Uma hipótese aventada em especial por quem está no comando de operações financeiras e até por gente do governo é que não há "porta de saída" (para quem quer vender títulos), o que pressiona ainda mais as taxas de juros para cima. Quem quer vender, não encontra comprador. Operações a fim de se proteger da variação do dólar (com juros) entram no rolo. A confusão, quase pânico nesta terça-feira, aumenta. "Robôs" (operações automatizadas, de alta frequência) amplificam a volatilidade, as variações frequentes de preços e taxas, pois são "programados" para procurar ganhos com a volatilidade.

O Tesouro Nacional anunciou no final do dia que passaria a comprar títulos desvalorizados (a preço menor) a fim de diminuir a tensão (ou "trocar", na prática, por outros títulos a preços e prazos diferentes, talvez atrelados à Selic).

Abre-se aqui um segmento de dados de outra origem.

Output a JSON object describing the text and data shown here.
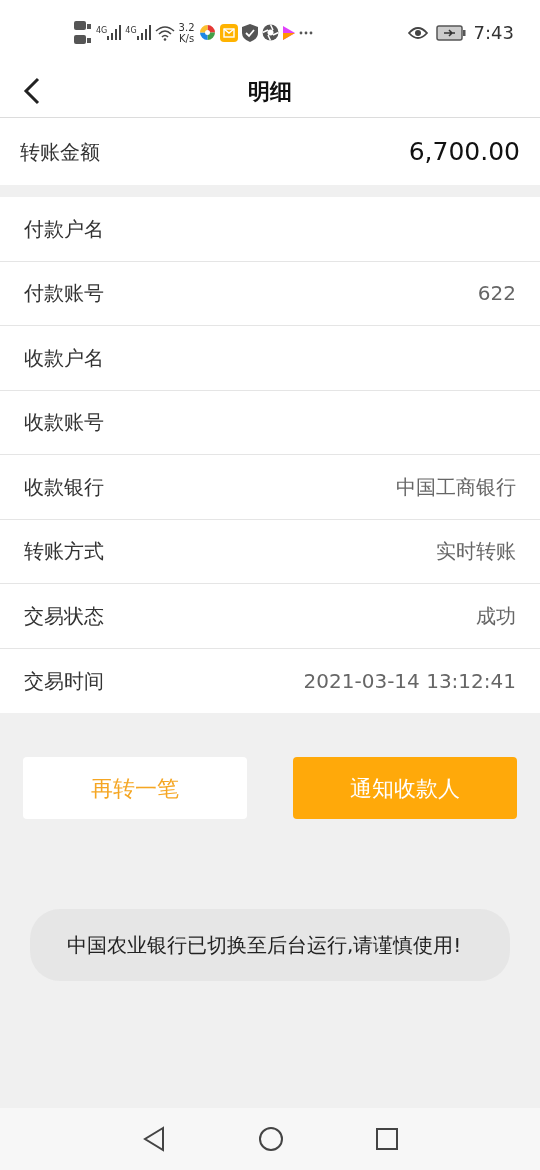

No início da epidemia de Covid, em 2020, com pânicos grandes também no mercado financeiro dos Estados Unidos, o Tesouro Nacional recomprou títulos.

A hipótese de que as perdas com títulos agravaram também (e pontualmente) a situação do mercado de câmbio (de dólares) é uma hipótese razoável, segundo autoridades econômicas do governo. É uma hipótese, porém.

De resto, a crise poderia não ser pontual. Não há medida precisa de perdas e do tamanho e extensão do "estresse" no mercado (se envolveria várias instituições). Na avaliação de quem defende a medida, seria o caso de fazer um teste (recompra de títulos pelo Tesouro) a fim de avaliar a extensão do problema e, se for o caso, atenuá-lo.

De qualquer modo, assim como tem acontecido nas intervenções do Banco Central no dólar, não se trata de providência com o objetivo de limitar ou fixar taxas e preços (de dólar e juros), de modo algum, mas de aliviar a situação de um mercado dito "disfuncional".

Supondo que dezembro tenha sido um mesmo de agravamento mais pontual de condições financeiras já ruins, o que pode evitar a degradação contínua do ambiente?

Em primeiro lugar, mesmo na visão de autoridades econômicas, seria preciso que o governo deixasse de criar tensões gratuitas, como dizer que o presente e grave tumulto é um "ataque especulativo", pirraça de "o mercado" ou que o "único" problema do país é a Selic a 12%. Segundo, mostrar que tem consciência do problema fiscal e dos seus efeitos sobre juros e câmbio.


Terceiro, mais importante, o próprio presidente da República teria de demonstrar que tem consciência do problema fiscal e avisar que seus ministros vão preparar novas medidas de contenção de despesas. As medidas, claro, não podem ser para inglês ver ou mera conversa. Em resumo, o novo pacote deveria prever que quase qualquer despesa do governo não possa crescer mais do que o ritmo previsto pelo arcabouço fiscal, as de saúde e educação inclusive. De preferência, seria preciso desvincular o reajuste do piso da Previdência do reajuste do mínimo —neste caso, parece muito improvável.